Lolita pokes fun at the middle-class consumer culture of the American suburbs in the 1950s. As a savvy European aesthete, Humbert Humbert narrates his journey through his adopted country in a voice dripping with contempt. Many of the places and people in Lolita are pure caricatures of American “types.” The novel makes fun of everything which was quintessentially “American” in the late 1940s and 1950s, good and bad: Hollywood movies, middle-class consumerism, motels, Freudian psychology, slang, racial stratification, and youth culture.
Humbert Humbert struggles to adapt his elite European sensibilities to his kitschy American environment. Much of the novel’s humor comes from moments when highbrow Humbert must endure American kitsch for the sake of lowbrow Lolita. This satire is particularly apparent in Humbert’s marriage to Lolita’s mother Charlotte: he is disgusted by her middle-class pretensions—especially her taste in art and her desire to take a cruise—but he plays along in order to stay close to Lolita. Although Humbert Humbert mocks the United States, one might say that the novel, in turn, mocks him. He is a caricatured member of a faded European literary elite, and his outrage is so outrageous that it makes him as ridiculous as the elements of American life he mocks.

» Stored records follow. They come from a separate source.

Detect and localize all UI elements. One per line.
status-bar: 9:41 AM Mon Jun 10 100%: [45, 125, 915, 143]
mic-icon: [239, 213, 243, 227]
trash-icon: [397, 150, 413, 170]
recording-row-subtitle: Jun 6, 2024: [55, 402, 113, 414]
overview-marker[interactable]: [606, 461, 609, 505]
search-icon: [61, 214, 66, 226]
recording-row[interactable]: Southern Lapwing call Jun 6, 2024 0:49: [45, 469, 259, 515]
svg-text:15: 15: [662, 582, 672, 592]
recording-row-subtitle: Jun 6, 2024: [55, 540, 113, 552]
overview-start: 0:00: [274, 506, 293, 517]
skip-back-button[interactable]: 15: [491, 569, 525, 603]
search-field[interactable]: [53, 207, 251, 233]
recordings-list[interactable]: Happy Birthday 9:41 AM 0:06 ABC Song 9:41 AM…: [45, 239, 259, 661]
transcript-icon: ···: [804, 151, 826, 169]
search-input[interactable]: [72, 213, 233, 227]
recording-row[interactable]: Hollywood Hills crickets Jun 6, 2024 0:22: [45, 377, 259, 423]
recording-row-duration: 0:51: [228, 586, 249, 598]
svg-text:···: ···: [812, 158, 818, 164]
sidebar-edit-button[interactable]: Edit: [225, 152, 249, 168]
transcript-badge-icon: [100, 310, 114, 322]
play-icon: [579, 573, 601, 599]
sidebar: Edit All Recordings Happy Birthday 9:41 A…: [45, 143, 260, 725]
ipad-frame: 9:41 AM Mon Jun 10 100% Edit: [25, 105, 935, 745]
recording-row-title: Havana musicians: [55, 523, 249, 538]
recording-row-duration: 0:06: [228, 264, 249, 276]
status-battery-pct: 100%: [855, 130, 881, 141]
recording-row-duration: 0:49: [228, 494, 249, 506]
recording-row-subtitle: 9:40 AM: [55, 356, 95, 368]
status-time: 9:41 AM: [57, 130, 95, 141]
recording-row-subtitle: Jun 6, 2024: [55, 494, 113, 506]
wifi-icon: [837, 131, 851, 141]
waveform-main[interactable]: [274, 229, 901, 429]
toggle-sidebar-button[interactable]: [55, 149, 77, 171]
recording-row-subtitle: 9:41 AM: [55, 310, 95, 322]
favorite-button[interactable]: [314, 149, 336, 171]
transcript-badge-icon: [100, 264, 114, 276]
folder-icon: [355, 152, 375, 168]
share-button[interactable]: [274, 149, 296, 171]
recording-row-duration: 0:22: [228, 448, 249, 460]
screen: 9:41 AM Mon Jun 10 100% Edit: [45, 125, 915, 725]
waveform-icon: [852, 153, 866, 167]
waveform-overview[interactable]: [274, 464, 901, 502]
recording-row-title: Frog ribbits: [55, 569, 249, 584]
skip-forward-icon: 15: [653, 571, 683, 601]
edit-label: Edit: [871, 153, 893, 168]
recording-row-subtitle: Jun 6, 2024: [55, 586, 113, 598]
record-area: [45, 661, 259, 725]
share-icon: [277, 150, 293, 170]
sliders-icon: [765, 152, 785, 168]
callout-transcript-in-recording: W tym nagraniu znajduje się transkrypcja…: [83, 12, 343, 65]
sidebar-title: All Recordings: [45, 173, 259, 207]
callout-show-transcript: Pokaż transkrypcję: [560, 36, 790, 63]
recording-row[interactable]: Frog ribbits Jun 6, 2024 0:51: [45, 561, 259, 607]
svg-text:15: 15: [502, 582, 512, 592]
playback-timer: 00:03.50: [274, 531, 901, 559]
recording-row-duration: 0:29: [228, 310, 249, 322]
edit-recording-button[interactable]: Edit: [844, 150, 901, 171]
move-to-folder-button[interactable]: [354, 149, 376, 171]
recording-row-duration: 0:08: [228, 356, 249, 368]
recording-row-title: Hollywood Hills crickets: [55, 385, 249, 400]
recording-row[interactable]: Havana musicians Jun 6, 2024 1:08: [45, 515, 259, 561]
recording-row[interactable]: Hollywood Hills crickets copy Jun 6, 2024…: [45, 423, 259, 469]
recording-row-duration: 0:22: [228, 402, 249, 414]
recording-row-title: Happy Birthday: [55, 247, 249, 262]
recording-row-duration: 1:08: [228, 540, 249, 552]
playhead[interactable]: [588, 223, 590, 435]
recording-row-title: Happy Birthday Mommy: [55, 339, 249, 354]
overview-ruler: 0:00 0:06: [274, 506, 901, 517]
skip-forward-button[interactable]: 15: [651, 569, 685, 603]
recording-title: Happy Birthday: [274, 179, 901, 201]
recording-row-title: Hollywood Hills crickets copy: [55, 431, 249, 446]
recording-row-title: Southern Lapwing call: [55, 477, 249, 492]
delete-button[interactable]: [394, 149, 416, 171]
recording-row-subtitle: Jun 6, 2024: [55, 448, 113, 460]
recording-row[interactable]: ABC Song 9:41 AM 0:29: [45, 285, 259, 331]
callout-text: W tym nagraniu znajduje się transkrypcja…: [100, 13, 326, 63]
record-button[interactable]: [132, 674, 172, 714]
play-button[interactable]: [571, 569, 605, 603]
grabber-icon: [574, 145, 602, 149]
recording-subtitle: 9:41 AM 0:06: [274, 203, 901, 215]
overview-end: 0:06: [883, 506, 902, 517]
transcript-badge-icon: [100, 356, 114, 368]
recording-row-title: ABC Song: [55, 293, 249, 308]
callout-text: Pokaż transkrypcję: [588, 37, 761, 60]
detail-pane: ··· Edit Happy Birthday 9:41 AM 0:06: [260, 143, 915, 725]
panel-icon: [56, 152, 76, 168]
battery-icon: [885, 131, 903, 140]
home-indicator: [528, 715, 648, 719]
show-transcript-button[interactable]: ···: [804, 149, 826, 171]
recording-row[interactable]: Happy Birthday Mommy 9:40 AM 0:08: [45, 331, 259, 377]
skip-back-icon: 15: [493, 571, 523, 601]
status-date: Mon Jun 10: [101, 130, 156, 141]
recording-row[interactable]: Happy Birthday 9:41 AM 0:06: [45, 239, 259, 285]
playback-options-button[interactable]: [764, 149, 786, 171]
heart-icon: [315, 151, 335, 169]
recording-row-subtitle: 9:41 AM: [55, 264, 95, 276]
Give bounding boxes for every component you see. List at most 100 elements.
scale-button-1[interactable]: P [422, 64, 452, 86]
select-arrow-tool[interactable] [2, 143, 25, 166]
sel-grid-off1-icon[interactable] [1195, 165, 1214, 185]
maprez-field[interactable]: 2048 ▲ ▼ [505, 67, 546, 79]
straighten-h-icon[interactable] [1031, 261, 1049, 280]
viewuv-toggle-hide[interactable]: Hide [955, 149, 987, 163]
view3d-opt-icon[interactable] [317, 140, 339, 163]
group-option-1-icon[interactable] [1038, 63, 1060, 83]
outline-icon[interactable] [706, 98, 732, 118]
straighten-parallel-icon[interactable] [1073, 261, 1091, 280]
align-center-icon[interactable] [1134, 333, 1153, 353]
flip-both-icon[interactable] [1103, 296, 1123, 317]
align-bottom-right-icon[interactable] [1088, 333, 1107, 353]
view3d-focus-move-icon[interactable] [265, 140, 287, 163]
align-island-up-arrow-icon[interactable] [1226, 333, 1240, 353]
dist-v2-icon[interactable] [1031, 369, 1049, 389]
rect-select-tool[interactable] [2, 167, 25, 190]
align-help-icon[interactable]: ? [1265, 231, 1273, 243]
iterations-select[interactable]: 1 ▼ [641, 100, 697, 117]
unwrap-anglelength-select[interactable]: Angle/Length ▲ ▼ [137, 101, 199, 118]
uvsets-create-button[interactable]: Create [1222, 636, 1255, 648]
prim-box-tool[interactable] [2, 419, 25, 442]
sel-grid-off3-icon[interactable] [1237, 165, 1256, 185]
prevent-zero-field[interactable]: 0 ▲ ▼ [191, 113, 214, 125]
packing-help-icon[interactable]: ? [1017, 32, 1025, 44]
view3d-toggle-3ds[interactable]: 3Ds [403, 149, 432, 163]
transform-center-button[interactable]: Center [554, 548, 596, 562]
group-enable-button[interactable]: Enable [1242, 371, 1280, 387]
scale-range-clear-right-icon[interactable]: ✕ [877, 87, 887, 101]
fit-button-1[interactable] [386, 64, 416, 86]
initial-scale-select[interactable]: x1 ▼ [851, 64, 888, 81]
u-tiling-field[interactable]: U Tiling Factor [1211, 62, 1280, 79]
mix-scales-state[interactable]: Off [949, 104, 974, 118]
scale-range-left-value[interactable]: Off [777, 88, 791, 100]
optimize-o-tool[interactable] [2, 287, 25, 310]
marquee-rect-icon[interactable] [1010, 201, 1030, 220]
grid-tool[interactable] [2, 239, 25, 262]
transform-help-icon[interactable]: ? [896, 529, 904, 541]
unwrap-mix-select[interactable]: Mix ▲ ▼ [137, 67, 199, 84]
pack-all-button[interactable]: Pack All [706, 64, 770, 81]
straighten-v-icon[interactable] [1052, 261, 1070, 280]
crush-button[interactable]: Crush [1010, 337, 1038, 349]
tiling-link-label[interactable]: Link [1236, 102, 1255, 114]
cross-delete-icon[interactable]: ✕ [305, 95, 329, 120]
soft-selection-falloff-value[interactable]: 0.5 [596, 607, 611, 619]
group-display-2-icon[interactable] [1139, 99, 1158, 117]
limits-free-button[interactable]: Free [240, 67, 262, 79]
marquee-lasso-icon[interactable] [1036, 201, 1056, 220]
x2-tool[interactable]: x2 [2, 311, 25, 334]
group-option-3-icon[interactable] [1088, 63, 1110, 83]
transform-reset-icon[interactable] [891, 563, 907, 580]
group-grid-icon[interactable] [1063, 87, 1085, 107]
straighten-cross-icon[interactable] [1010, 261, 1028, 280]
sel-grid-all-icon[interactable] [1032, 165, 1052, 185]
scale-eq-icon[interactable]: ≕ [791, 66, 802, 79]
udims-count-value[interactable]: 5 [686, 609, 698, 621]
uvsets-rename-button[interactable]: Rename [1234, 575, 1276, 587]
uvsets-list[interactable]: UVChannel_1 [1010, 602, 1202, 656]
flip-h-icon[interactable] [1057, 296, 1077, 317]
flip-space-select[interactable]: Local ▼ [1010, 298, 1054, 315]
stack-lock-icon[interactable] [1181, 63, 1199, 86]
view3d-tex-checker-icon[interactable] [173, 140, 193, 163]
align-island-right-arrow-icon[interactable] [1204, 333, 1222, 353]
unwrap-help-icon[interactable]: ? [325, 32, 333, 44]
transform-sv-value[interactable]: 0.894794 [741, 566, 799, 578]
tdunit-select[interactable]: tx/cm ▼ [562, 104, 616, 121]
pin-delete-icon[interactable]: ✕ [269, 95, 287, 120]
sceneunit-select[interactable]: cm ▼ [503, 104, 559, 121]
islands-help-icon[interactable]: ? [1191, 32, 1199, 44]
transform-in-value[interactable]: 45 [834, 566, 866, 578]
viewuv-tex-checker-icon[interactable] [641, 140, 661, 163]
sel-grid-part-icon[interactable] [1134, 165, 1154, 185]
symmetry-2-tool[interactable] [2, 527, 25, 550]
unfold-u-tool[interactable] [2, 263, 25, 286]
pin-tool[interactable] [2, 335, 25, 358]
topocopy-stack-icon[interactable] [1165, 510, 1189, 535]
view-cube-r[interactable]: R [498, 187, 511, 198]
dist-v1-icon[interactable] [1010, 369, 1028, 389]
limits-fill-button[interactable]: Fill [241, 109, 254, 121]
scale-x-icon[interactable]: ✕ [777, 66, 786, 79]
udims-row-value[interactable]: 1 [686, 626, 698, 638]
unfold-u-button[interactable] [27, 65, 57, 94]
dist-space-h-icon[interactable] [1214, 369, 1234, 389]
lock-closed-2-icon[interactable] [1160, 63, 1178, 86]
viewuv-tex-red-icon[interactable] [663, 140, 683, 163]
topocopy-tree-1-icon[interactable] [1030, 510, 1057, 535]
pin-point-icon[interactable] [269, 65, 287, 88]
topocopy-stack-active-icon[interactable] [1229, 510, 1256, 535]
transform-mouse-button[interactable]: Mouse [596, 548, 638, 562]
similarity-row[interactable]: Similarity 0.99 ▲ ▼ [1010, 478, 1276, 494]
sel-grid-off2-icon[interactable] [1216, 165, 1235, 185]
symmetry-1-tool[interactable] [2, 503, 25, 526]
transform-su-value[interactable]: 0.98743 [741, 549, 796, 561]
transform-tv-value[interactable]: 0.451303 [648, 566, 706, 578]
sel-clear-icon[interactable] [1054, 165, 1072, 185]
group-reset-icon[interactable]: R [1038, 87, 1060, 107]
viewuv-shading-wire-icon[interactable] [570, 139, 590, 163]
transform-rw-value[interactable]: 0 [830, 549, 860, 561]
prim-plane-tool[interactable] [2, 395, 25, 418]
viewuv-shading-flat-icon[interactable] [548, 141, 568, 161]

Suburbia and American Consumer Culture ThemeTracker
Suburbia and American Consumer Culture Quotes in Lolita
In the gay town of Lepingville I bought her four books of comics, a box of candy, a box of sanitary pads, two cokes, a manicure set, a travel clock with a luminous dial, a ring with a real topaz, a tennis racket, roller skates with high white shoes, a portable radio set, chewing gum, a transparent raincoat, sunglasses, some more garments—swooners, shorts, all kinds of summer frocks. At the hotel we had separate rooms, but in the middle of the night she came sobbing into mine, and we made it up very gently. You see, she had absolutely nowhere else to go.
Mentally, I found her to be a disgustingly conventional little girl. Sweet hot jazz, square dancing, gooey fudge sundaes, musicals, movie magazines and so forth—these were the obvious items in her list of beloved things.
If some café sign proclaimed Icecold Drinks, she was automatically stirred, although all drinks everywhere were ice-cold. She it was to whom ads were dedicated: the ideal consumer, the subject and object of every foul poster.
We had been everywhere. We had really seen nothing. And I catch myself thinking today that our long journey had only defiled with a sinuous trail of slime the lovely, trustful, dreamy, enormous country that by then, in retrospect, was no more to us than a collection of dog-eared maps, ruined tour books, old tires, and her sobs in the night—every night, every night—the moment I feigned sleep.
O Reader! Laugh not, as you imagine me, on the very rack of joy noisily emitting dimes and quarters, and great big silver dollars like some sonorous, jingly and wholly demented machine vomiting riches; and in the margin of that leaping epilepsy she would firmly clutch a handful of coins in her little fist, which, anyway, I used to pry open afterwards unless she gave me the slip, scrambling away to hide her loot.
We must remember that a pistol is the Freudian symbol of the Ur-father’s central forelimb.